L'Aquila quake: Italian judge explains why he jailed scientists over disaster

This article is more than 11 years old
Experts sentenced to six years for manslaughter after giving 'generic and ineffective' risk assessment, says judge

The Italian judge who sentenced seven of the country's natural disasters experts to six years in jail for manslaughter in connection with statements they made before the L'Aquila earthquake of 2009 has criticised the advice they gave as "vague, generic and ineffective".

Explaining his judgment, Marco Billi, the judge who in October stunned the scientific world by handing down sentences even harsher than the prosecution had requested, said the experts had given reassuring statements in the days before the quake that might have led some residents to stay in their homes.

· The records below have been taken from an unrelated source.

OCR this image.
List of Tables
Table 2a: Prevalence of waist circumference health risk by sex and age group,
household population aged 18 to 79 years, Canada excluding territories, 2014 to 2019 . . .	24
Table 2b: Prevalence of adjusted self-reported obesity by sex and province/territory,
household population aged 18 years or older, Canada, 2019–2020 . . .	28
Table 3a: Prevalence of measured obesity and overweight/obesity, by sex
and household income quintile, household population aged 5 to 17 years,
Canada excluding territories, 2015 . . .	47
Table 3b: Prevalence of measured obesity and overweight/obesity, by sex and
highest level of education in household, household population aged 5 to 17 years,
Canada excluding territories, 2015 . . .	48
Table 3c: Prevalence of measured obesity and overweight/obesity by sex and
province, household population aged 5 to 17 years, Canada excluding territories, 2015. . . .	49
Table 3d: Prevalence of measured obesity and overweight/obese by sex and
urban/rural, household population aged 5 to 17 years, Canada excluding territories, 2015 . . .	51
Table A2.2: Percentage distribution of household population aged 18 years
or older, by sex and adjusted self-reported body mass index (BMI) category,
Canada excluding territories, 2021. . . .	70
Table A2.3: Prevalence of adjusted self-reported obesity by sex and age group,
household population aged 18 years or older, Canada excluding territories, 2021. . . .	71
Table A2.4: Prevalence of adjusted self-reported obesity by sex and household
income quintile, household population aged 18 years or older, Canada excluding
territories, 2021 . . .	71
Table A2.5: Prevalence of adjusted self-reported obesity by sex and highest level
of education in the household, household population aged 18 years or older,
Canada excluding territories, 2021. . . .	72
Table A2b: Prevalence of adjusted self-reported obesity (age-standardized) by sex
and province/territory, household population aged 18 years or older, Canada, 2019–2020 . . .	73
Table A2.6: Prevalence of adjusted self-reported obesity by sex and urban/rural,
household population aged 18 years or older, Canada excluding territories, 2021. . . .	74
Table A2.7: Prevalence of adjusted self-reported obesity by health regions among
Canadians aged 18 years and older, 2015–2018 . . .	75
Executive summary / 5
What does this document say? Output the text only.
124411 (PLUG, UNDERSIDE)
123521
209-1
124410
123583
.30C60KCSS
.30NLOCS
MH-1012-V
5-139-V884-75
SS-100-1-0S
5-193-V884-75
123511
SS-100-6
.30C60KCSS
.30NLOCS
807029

"The assertions made concerning the assessment of risks connected to the seismic activity in the area around L'Aquila turned out to be completely vague, generic and ineffective," Billi wrote. Three hundred and nine people died and tens of thousands were made homeless when the earthquake struck the town in the central Abruzzo region of Italy.

The six seismologists and one government official sentenced included Enzo Boschi, former president of Italy's National Institute of Geophysics and Volcanology, who on Friday rejected the judge's accusations. "I absolutely do not feel guilty," he told Ansa news agency. "Does the judge not think that, after having spent years exposing the seismic nature of Italy, I would have suddenly said that there was no risk of earthquakes in L'Aquila? It's all senseless. What reason would we have had for reassuring people? What would we have gained by it?"

In his explanation – which, under Italian law, a judge has to publish within 90 days of a sentencing, and which, in Billi's case, ran for more than 900 pages – he was at pains to say the experts had not been sentenced for failing to predict the earthquake, a task he acknowledged was impossible.

"'Science' is not being put on trial for not having succeeded in predicting the earthquake of April 6th 2009," he wrote. "The task of the accused … was certainly not to predict the earthquake and indicate the month, day, hour and magnitude, but rather, more realistically, to go ahead ... with the 'prediction and prevention of the risk'".

The experts, who were members of the National Commission for the Forecast and Prevention of Major Risks, will remain free pending the appeals process.